I felt like the 8 wt Sector was softer than the 8 wt Meridian I was hoping it would be the other way around , I just sold my Sector 8wt and bought the NRX plus in 8 wt , and I’m so glad I did .I still have a 9 wt Meridian that I’ll never part with, but to me the 8 wt NRX plus is one of the best 8 weights I’ve cast to date . I also cast the new Hardy Zane pro 1 piece 8 wt while I was at the shop and that rod is a better rod then the Sector as well . I underlined my Sector 8 wt with a few different 7 wt lines that would actually be the correct grain wt for that rod and it helped . I would try to cast one before ordering one , hope that helps a little.


----------



## 406spey (Jan 21, 2021)

Thanks for the great information, much appreciated. Unfortunately I won’t be able to cast before I buy so going off others thoughts and knowledge is the route I’ll have to go.


----------



## tailwalk (Nov 20, 2016)

I have meridians in nearly every weight.
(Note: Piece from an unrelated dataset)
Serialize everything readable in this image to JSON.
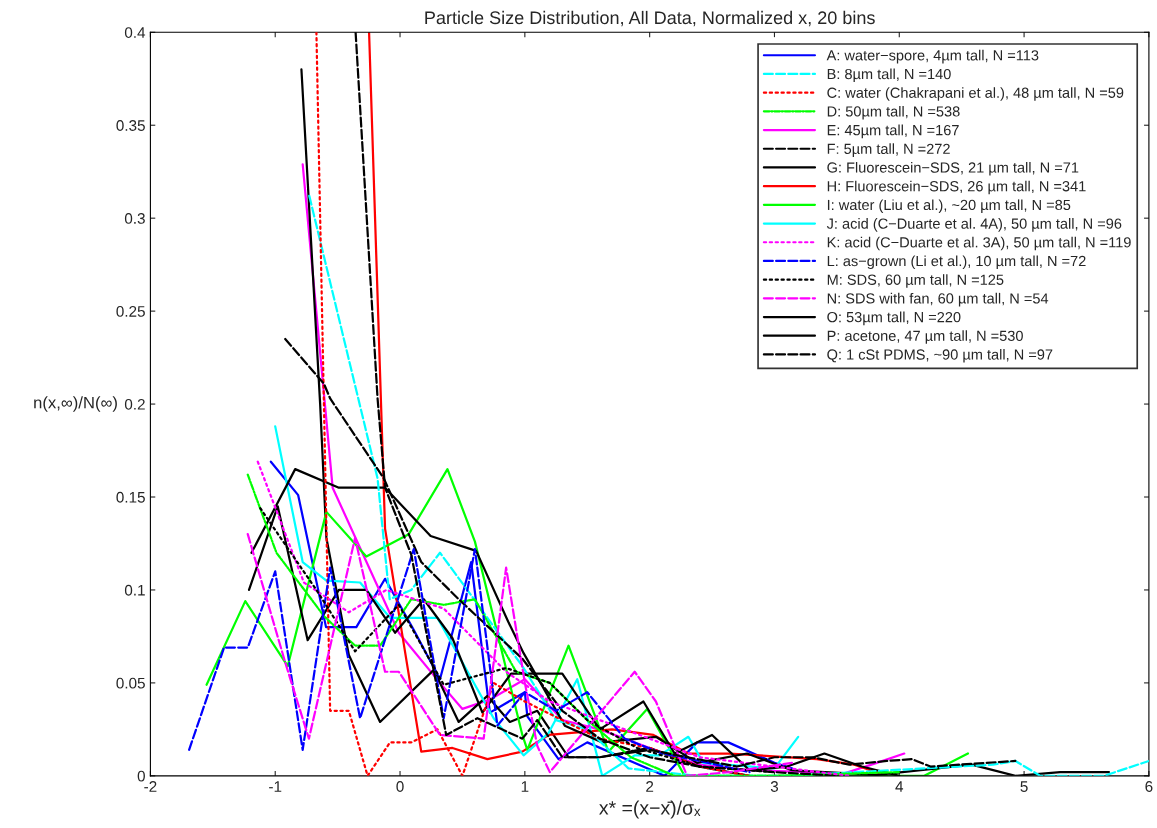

I don't have a 10 though, and I'd like to have one for a trip next year so I went to cast a few rods. The first round included a helios 3d, an nrx+, and a sector. I don't know if I was expecting too much but I was underwhelmed by the sector. Feels amazing in close but I'm looking for a good permit stick to use in the wind and it just didn't seem to have the goods. The helios was the surprise of the day. Wasn't expecting to like that rod but it felt smooth and in control throughout the cast. The power rod was definitely the nrx+. Based on my extensive minutes of testing I couldn't justify replacing meridians with sectors. Maybe another comparison round will change things.


----------



## k-roc (Feb 8, 2018)

I've also cast most Meridians and Sectors. One important thing to note is that Sectors vary from one line weight to another. The 9 and the 11 are amazing and are 100% as good or better than the Meridians. I found that the 8 and the 10 are softer and really easy to cast up to 60 ft, but struggle to go longer, especially in wind. I was super disapointed about that, I wonder if they are geared towards intermediate anglers?
A really surprising rod though is the 8'4" 10 weight, paired with a Grand Slam it is a magic stick. I can throw 80 feet easy with it and it has the swing weight of an 8wt. It would make an insane permit rod.


----------



## 406spey (Jan 21, 2021)

I ended up ordering a Scott sector 9’ 9wt a few weeks ago. Rod is taking awhile to get in my hands. Hopefully in the next week or two and I’ll be able to take it out casting on the lawn. I figure if I don’t like I can trade it out for a nrx or a meridian. Another rod I would like to try is the Helios 3. The trout rods in that series sure are nice, at least the F series anyways. Thanks for the replies, good to hear from everyone’s experience on these rods.


----------



## Cory Michner (Jan 28, 2020)

Kingfisher67 said:


> I have a Sector in #7,8 & 10. Very happy with all of them. The 10wt is a cannon IMO. The guides on the Sectors are super nice.


Like @k-roc I'm really curious what line you're using on the Sector 10 - I liked all the Sectors I test cast, and have been searching for a 10 weight for a while but found the Sector 10 to be too soft for my liking. Any help appreciated!


----------